Justamente eso, jugar a la pelota es lo que no podrán hacer dentro de poco los casi 100 chicos que integran los equipos de las categorías 1998 a 2002. Tampoco podrán hacerlo los, también, casi 100 adultos que integran las divisiones que participan de la Liguilla Sureste de Rawson, porque el 27 de abril pasado se remataron las instalaciones de la entidad que incluyen la cancha principal, iluminada con 8 torres equipadas con 31 luminarias; un salón multiuso donde todas las mañanas las vecinas asisten a clases de aerobic y por la tarde se dictan clases de Kick Boxing; una canchita auxiliar y una plazoleta.
Una demanda laboral que data de octubre de 2003, en la que Rafael Bustos, un ex jugador del club que trabajó un tiempo en el mantenimiento de las instalaciones reclamaba $27.000, derivó en el remate donde un comprador -desconocido por las actuales autoridades del club- abonando una cifra de $170.000 se quedó con todo. Incluidos los sueños de esos chiquilines que visten la casaca de color naranja, la misma que alguna vez vistieron hombres que brillaron con luz propia en otros clubes de la Liga Sanjuanina, como Humberto "Mate" Quiroz, Teodoro "Catinga" Fernández, José Horacio "Labruna" Lucero y Juan Carlos Soto, quienes fueron pilares en una época de oro del recordado Los Andes. Más acá en el tiempo, se destacan los nombres de Esteban Aguilera, Roberto Ovejero y Rubén Contreras, identificados con Unión. Y, para cerrar una nómina que podría ser interminable, queda el recuerdo permanente a Sergio "Patón" Sánchez, aquel volante del Atlético Trinidad que falleció trágicamente en la flor de su existencia.
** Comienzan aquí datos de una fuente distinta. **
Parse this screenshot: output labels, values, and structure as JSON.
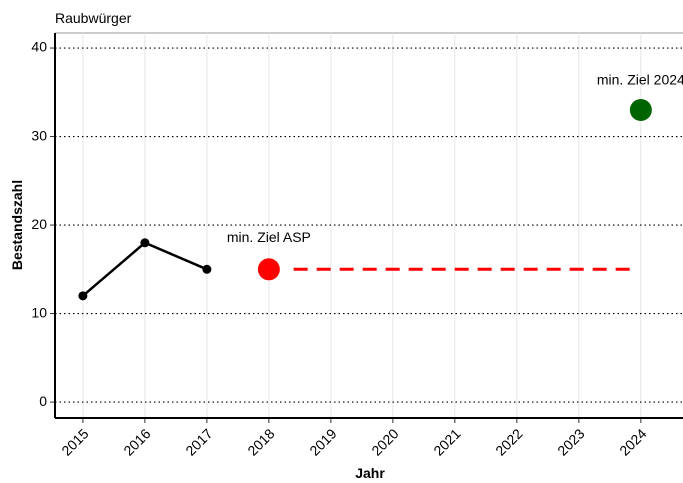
{
  "chart_data": {
    "type": "line",
    "title": "Raubwürger",
    "x_label": "Jahr",
    "y_label": "Bestandszahl",
    "xlim": [
      2014.55,
      2024.68
    ],
    "xticks": [
      2015,
      2016,
      2017,
      2018,
      2019,
      2020,
      2021,
      2022,
      2023,
      2024
    ],
    "ylim": [
      -1.8,
      41.7
    ],
    "yticks": [
      0,
      10,
      20,
      30,
      40
    ],
    "grid": true,
    "series": [
      {
        "style": "line-points",
        "color": "#000000",
        "x": [
          2015,
          2016,
          2017
        ],
        "values": [
          12,
          18,
          15
        ]
      },
      {
        "style": "dashed",
        "color": "#ff0000",
        "x": [
          2018.4,
          2023.85
        ],
        "values": [
          15,
          15
        ]
      },
      {
        "style": "big-point",
        "color": "#ff0000",
        "x": [
          2018
        ],
        "values": [
          15
        ]
      },
      {
        "style": "big-point",
        "color": "#006400",
        "x": [
          2024
        ],
        "values": [
          33
        ]
      }
    ],
    "annotations": [
      {
        "text": "min. Ziel ASP",
        "x": 2018,
        "y": 18.5
      },
      {
        "text": "min. Ziel 2024",
        "x": 2024,
        "y": 36.3
      }
    ]
  }
}
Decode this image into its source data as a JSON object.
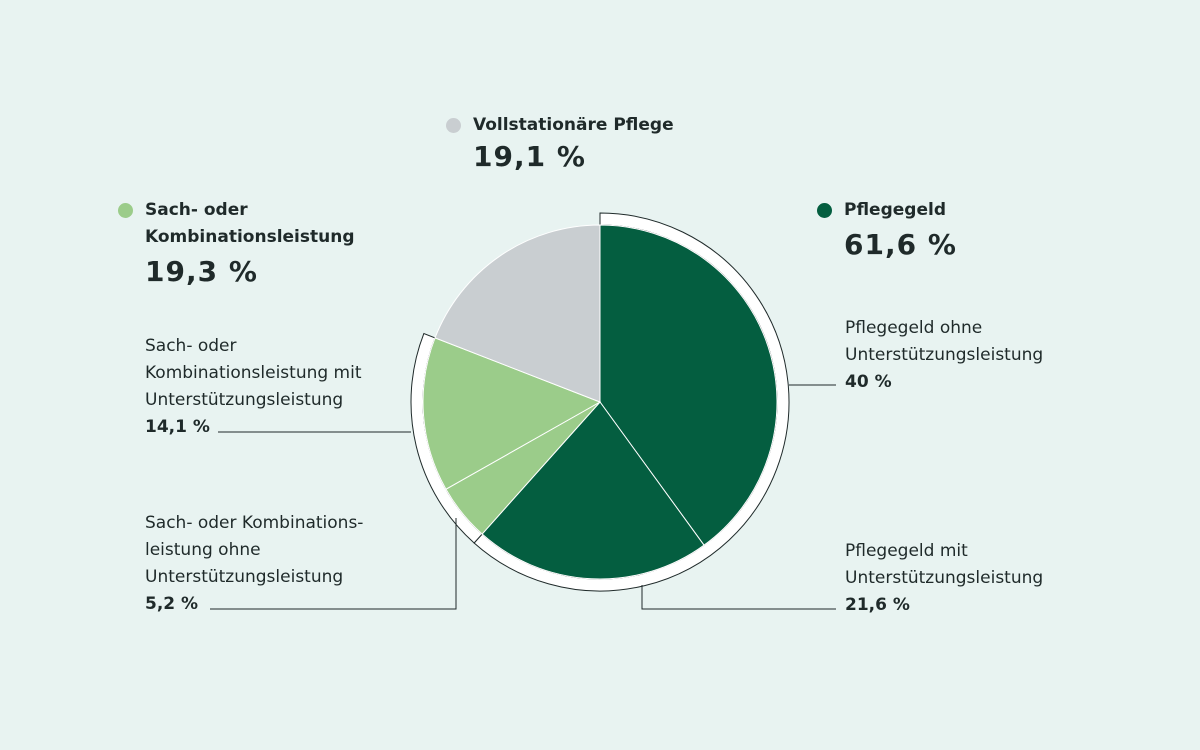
{
  "colors": {
    "background": "#e8f3f1",
    "pflegegeld": "#045e40",
    "sachleistung": "#9bcc8a",
    "vollstationaer": "#c9ced1",
    "line": "#1f2a2a"
  },
  "groups": {
    "vollstationaer": {
      "title": "Vollstationäre Pflege",
      "total": "19,1 %"
    },
    "pflegegeld": {
      "title": "Pflegegeld",
      "total": "61,6 %"
    },
    "sach": {
      "title_line1": "Sach- oder",
      "title_line2": "Kombinationsleistung",
      "total": "19,3 %"
    }
  },
  "subs": {
    "pflegegeld_ohne": {
      "l1": "Pflegegeld ohne",
      "l2": "Unterstützungsleistung",
      "pct": "40 %"
    },
    "pflegegeld_mit": {
      "l1": "Pflegegeld mit",
      "l2": "Unterstützungsleistung",
      "pct": "21,6 %"
    },
    "sach_mit": {
      "l1": "Sach- oder",
      "l2": "Kombinationsleistung mit",
      "l3": "Unterstützungsleistung",
      "pct": "14,1 %"
    },
    "sach_ohne": {
      "l1": "Sach- oder Kombinations-",
      "l2": "leistung ohne",
      "l3": "Unterstützungsleistung",
      "pct": "5,2 %"
    }
  },
  "chart_data": {
    "type": "pie",
    "start": "top, clockwise",
    "slices": [
      {
        "label": "Pflegegeld ohne Unterstützungsleistung",
        "value": 40,
        "group": "Pflegegeld",
        "color": "#045e40"
      },
      {
        "label": "Pflegegeld mit Unterstützungsleistung",
        "value": 21.6,
        "group": "Pflegegeld",
        "color": "#045e40"
      },
      {
        "label": "Sach- oder Kombinationsleistung ohne Unterstützungsleistung",
        "value": 5.2,
        "group": "Sach- oder Kombinationsleistung",
        "color": "#9bcc8a"
      },
      {
        "label": "Sach- oder Kombinationsleistung mit Unterstützungsleistung",
        "value": 14.1,
        "group": "Sach- oder Kombinationsleistung",
        "color": "#9bcc8a"
      },
      {
        "label": "Vollstationäre Pflege",
        "value": 19.1,
        "group": "Vollstationäre Pflege",
        "color": "#c9ced1"
      }
    ],
    "group_totals": [
      {
        "label": "Pflegegeld",
        "value": 61.6
      },
      {
        "label": "Sach- oder Kombinationsleistung",
        "value": 19.3
      },
      {
        "label": "Vollstationäre Pflege",
        "value": 19.1
      }
    ]
  }
}
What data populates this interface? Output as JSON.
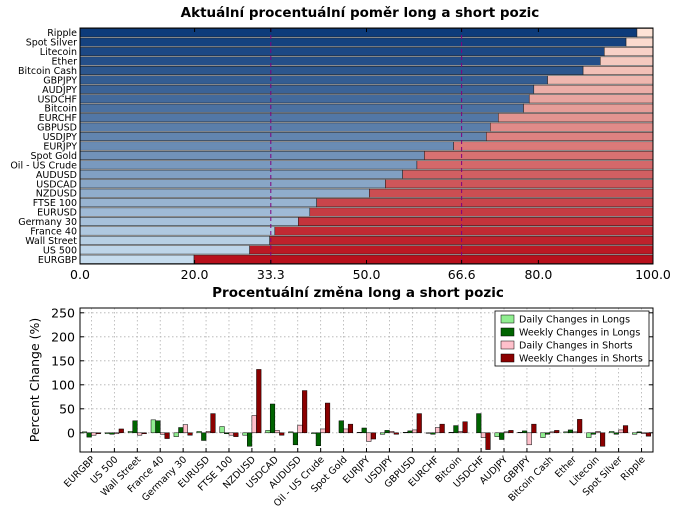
{
  "chart_data": [
    {
      "type": "bar",
      "orientation": "horizontal",
      "stacked": true,
      "title": "Aktuální procentuální poměr long a short pozic",
      "categories": [
        "Ripple",
        "Spot Silver",
        "Litecoin",
        "Ether",
        "Bitcoin Cash",
        "GBPJPY",
        "AUDJPY",
        "USDCHF",
        "Bitcoin",
        "EURCHF",
        "GBPUSD",
        "USDJPY",
        "EURJPY",
        "Spot Gold",
        "Oil - US Crude",
        "AUDUSD",
        "USDCAD",
        "NZDUSD",
        "FTSE 100",
        "EURUSD",
        "Germany 30",
        "France 40",
        "Wall Street",
        "US 500",
        "EURGBP"
      ],
      "series": [
        {
          "values": [
            97.2,
            95.3,
            91.5,
            90.8,
            87.8,
            81.6,
            79.2,
            78.4,
            77.4,
            73.0,
            71.6,
            70.9,
            65.2,
            60.1,
            58.8,
            56.3,
            53.3,
            50.5,
            41.3,
            40.1,
            38.1,
            34.0,
            33.1,
            29.6,
            19.9
          ]
        },
        {
          "values": [
            2.8,
            4.7,
            8.5,
            9.2,
            12.2,
            18.4,
            20.8,
            21.6,
            22.6,
            27.0,
            28.4,
            29.1,
            34.8,
            39.9,
            41.2,
            43.7,
            46.7,
            49.5,
            58.7,
            59.9,
            61.9,
            66.0,
            66.9,
            70.4,
            80.1
          ]
        }
      ],
      "xlim": [
        0,
        100
      ],
      "x_ticks": [
        "0.0",
        "20.0",
        "33.3",
        "50.0",
        "66.6",
        "80.0",
        "100.0"
      ],
      "highlight_ticks": [
        "33.3",
        "66.6"
      ],
      "reference_lines": [
        33.3,
        66.6
      ],
      "long_color_dark": "#0d3b7a",
      "long_color_light": "#c6dcee",
      "short_color_light": "#fde3d6",
      "short_color_dark": "#b8101c",
      "highlight_color": "#800080",
      "grid": false
    },
    {
      "type": "bar",
      "title": "Procentuální změna long a short pozic",
      "ylabel": "Percent Change (%)",
      "ylim": [
        -40,
        260
      ],
      "y_ticks": [
        "0",
        "50",
        "100",
        "150",
        "200",
        "250"
      ],
      "grid": true,
      "legend_position": "top-right",
      "categories": [
        "EURGBP",
        "US 500",
        "Wall Street",
        "France 40",
        "Germany 30",
        "EURUSD",
        "FTSE 100",
        "NZDUSD",
        "USDCAD",
        "AUDUSD",
        "Oil - US Crude",
        "Spot Gold",
        "EURJPY",
        "USDJPY",
        "GBPUSD",
        "EURCHF",
        "Bitcoin",
        "USDCHF",
        "AUDJPY",
        "GBPJPY",
        "Bitcoin Cash",
        "Ether",
        "Litecoin",
        "Spot Silver",
        "Ripple"
      ],
      "series": [
        {
          "name": "Daily Changes in Longs",
          "color": "#90ee90",
          "values": [
            2,
            -2,
            3,
            27,
            -8,
            3,
            13,
            -5,
            5,
            2,
            -2,
            0,
            1,
            -3,
            1,
            -1,
            1,
            0,
            -8,
            1,
            -10,
            2,
            -10,
            3,
            -3
          ]
        },
        {
          "name": "Weekly Changes in Longs",
          "color": "#006400",
          "values": [
            -9,
            -3,
            25,
            25,
            11,
            -16,
            -2,
            -28,
            60,
            -25,
            -27,
            25,
            10,
            5,
            4,
            -3,
            15,
            40,
            -14,
            4,
            -3,
            6,
            -3,
            -3,
            2
          ]
        },
        {
          "name": "Daily Changes in Shorts",
          "color": "#ffc0cb",
          "values": [
            -5,
            -2,
            -5,
            -3,
            17,
            3,
            -5,
            36,
            5,
            16,
            8,
            8,
            -18,
            3,
            6,
            11,
            3,
            -10,
            2,
            -25,
            2,
            2,
            3,
            6,
            -2
          ]
        },
        {
          "name": "Weekly Changes in Shorts",
          "color": "#8b0000",
          "values": [
            -2,
            8,
            -2,
            -12,
            -5,
            40,
            -8,
            132,
            -5,
            88,
            62,
            18,
            -13,
            -3,
            40,
            18,
            23,
            -35,
            5,
            18,
            5,
            28,
            -28,
            15,
            -7
          ]
        }
      ]
    }
  ]
}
Juan Carlos Giner, el actual presidente, es quien encabeza las acciones de un salvataje tardío. Ayer asistieron a la sesión del Concejo Deliberante de Rawson solicitando un apoyo unánime que tiene, por ahora más bases afectivas que efectivas. "Yo presidía el club cuando comenzó toda esta historia. En el 2004 me alejé e instruí a la comisión sobre los pasos a seguir. Lamentablemente la entidad entró en acefalía hasta finales del año pasado cuando retorné y me encontré de golpe con la sentencia de remate", cuenta el dirigente que en una reunión de la partes, allá por el 2004, había propuesto entregar $3.000 y diez cuotas de $300 de su peculio personal, trato que no fue aceptado por la contraparte.
"Reconozco que las cosas no se hicieron como correspondía, pero necesitamos, por toda la gente que practica actividades, que alguien nos dé una mano", dice el actual titular casi implorando por una solución para un problema tan grande como las instalaciones ubicadas en una zona privilegiada de Rawson, cuyo valor es bastante mayor a la suma que se pagó por ellas.